Demography. Brazil is reaping a big demographic dividend. In 1964, its fertility rate (the average number of children a woman can expect to have during her lifetime) was 6.2. It fell to 2.5 in 1996, and is now below replacement level, at 1.8, one of the sharpest drops in the world. The result has been a collapse in the dependency ratio—the number of children and old people dependent on each working-age adult. As recently as the 1990s, that ratio was 90 to 100 (ie, there were 90 dependents, mostly children, for each for every 100 Brazilians of working age). It is now 48 to 100. Thanks to this, Brazil no longer has to build schools, hospitals, universities and other social institutions helter-skelter to keep pace with population growth. Eventually, the ratio will creep back up as today’s workforce enters retirement, but such problems remain decades ahead. In the meantime, Brazil can pay more attention to the quality rather than the quantity of its social spending, which should, in theory, improve the population’s education, health, and work skills.
Urbanisation. Urbanisation both encourages economic growth and accompanies it. But it also causes problems. “Many of the worst contemporary problems in Brazil,” Mr Ricupero says, such as “lack of educational and health facilities, poor public transportation, marginalisation and criminality, stem from [an] inability to cope with internal migrations in an orderly and planned way.” That is now changing, he argues. The waves of migrants out of the countryside and into the cities have more or less finished. Brazil is now largely an urban country: about four-fifths of the population lives in cities. “For Brazil,” he concludes, “the period of frantic and chaotic growth of big cities that is now taking place in Asia and Africa is already a thing of the past.”
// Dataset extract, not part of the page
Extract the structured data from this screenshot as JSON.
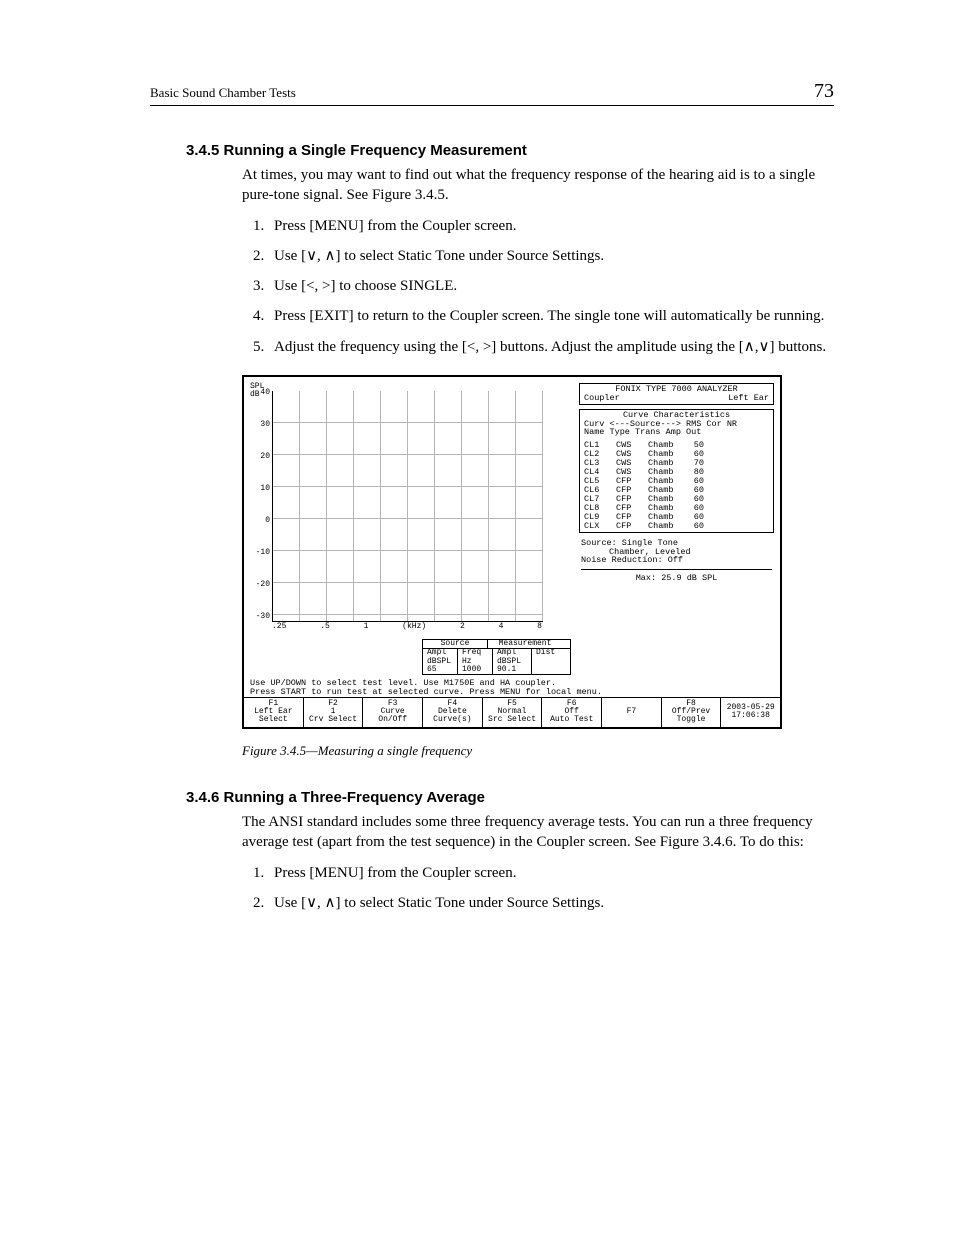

Mr Ricupero is relatively cautious about the conclusion. “The four sets of conditions outlined above,” he says “are by no means sure guarantees of automatic success.” He admits Brazil has fallen behind in infrastructure, for example, and says that, if it had the sort of infrastructure you see in Costa Rica and Chile (the two best examples in Latin America), economic growth would be about two percentage points higher per year. On the other hand, Brazil also has some other advantages: unlike China, Russia and India, it is at peace with its neighbours (all 10 of them). Whether you think all this really amounts to a rejoinder to Mr Wolf is a matter of doubt. Brazil might still remain a relatively small player in the world. Still Mr Ricupero’s points are, at least, actually happening (not things expected in future), can be measured in concrete terms and are long-term (they should continue for decades). Who knows? Perhaps they might even be right.